Jacob returns to Beth El and prepares to build an altar to God and amidst these profound events we suddenly read this:

“Deborah, Rebekah’s nurse, died, and was buried under the road below Bethel; so it was named the tree of tears.” (Gen. 35:8). In the middle of the drama of Jacob’s life, why does the Torah pause to note the death of a woman about whom almost nothing is known?

Deborah is mentioned but once before in the Torah (Gen. 24:59). Deborah was either Rebekah’s childhood nurse or is intended to be the nurse to Rebekah’s children when they are born. Rebekah and Isaac live in Haran. What is she doing decades later with Jacob, all grown, at Bethel?

Deborah is buried under “allon bachut,” the tree of tears. We assume that Deborah took care of Jacob himself when he was a child. Noting her passing, and the mourning it evoked, the Torah is hinting at something we now know from neuroscience.

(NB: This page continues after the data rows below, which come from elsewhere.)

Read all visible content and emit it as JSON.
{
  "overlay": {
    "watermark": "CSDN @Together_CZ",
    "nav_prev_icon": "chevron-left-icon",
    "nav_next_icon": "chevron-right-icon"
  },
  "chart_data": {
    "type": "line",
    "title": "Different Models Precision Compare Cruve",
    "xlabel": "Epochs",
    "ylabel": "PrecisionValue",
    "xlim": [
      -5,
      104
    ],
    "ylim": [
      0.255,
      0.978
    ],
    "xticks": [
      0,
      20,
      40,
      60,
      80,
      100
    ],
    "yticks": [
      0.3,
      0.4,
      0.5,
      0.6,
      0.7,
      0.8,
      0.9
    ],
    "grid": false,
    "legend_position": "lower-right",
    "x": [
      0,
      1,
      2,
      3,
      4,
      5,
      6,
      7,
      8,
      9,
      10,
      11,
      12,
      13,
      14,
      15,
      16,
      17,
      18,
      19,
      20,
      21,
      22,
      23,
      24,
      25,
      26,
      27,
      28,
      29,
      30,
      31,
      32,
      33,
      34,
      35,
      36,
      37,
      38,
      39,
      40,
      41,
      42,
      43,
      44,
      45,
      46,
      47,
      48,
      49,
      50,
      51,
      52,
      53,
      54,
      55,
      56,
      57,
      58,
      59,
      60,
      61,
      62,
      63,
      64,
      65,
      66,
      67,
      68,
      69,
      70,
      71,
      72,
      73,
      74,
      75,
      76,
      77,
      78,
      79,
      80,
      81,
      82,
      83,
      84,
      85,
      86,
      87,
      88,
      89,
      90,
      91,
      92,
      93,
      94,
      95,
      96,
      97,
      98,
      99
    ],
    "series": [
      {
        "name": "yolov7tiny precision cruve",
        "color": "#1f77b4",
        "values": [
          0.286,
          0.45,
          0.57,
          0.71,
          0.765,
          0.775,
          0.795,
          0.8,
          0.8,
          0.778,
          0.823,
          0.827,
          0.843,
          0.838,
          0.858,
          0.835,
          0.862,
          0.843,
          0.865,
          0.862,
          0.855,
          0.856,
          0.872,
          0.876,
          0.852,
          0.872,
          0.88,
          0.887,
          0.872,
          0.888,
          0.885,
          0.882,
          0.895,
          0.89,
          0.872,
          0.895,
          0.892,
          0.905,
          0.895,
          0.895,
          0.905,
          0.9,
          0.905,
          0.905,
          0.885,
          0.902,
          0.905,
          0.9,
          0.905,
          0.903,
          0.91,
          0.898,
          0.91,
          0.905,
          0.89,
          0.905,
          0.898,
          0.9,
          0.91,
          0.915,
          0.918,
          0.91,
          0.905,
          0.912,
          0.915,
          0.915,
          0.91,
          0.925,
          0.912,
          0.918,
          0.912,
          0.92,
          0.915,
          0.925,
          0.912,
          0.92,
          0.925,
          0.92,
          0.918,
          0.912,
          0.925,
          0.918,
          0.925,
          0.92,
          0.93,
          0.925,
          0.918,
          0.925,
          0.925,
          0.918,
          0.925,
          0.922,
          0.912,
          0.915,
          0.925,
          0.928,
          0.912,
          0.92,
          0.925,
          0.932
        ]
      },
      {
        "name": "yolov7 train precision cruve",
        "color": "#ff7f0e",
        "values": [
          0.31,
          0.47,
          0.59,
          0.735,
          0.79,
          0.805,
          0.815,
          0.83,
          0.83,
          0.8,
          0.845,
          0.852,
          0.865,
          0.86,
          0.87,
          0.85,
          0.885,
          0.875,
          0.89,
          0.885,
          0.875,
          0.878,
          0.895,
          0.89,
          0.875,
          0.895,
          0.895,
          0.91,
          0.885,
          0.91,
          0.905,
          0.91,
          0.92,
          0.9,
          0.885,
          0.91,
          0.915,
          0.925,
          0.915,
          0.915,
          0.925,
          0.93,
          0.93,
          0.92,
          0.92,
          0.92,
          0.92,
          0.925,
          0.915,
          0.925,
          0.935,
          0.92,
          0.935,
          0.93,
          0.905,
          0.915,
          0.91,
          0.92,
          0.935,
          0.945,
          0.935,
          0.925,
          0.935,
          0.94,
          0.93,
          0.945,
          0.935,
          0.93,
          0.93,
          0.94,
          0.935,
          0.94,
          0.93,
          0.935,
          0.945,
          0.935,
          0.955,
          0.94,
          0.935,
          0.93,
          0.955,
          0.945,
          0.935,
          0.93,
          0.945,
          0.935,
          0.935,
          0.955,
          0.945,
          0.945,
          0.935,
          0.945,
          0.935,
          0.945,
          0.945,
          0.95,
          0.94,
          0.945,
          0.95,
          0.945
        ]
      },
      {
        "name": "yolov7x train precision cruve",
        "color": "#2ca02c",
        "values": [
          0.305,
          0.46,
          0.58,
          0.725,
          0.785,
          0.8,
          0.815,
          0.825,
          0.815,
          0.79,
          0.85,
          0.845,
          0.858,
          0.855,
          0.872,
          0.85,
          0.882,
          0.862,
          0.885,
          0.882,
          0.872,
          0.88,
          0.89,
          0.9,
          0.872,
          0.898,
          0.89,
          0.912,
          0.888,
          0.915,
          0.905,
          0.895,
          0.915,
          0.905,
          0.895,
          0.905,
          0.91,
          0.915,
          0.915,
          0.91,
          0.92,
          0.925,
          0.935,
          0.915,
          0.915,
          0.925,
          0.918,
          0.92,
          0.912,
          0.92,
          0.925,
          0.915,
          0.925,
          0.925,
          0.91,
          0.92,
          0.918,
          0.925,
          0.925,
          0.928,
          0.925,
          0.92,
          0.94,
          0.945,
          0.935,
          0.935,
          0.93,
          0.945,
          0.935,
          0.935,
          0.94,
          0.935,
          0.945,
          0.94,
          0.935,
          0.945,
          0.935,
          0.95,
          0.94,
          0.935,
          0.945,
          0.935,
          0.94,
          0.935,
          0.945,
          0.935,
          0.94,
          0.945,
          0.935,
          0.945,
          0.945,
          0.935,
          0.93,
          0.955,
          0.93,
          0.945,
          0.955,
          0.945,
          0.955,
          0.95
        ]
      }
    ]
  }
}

In the first few years of life, more than one million new neural connections are formed every second. http://science.unctv.org/content/reportersblog/babies-neural-connections. Years of research have emphasized how much of our personality is shaped by our early years. This formative educational time was – and still often is – the province of mothers and nurses who brought the wisdom of the community to the newborns. The essential shaping of Jewish character was the legacy of women. By the time fathers began to educate children, their personalities were largely formed.

Robert Louis Stevenson describes the nurse of his childhood, Allison Cunningham, in a poem in his “A Child’s Garden of Verses”:

For the long nights you lay awake
And watched for my unworthy sake…
For all the story-books you read:
For all the pains you comforted…
The angel of my infant life.

Perhaps, as Ramban suggests, she was with Jacob not to bring him back but to pass on the legacy of child care to Rachel and Leah to be their teacher. Now an old woman, having raised Jacob, Deborah would have generations of childcare wisdom to offer to the young mothers. If so, Deborah was instrumental in shaping not only Jacob, but the tribes of Israel.

Deborah’s resting place is names “the tree of tears” to remind us how precious and dear she was to Jacob and his family. Our sages tell us we do not forget “girsa d’yankuta” – the version of our youth. Those who sing our first lullabies and steady our first steps remain forever precious. Let us give a moment to Deborah, who like the many unsung women who shape our youth, helped take Israel from the cradle to the world.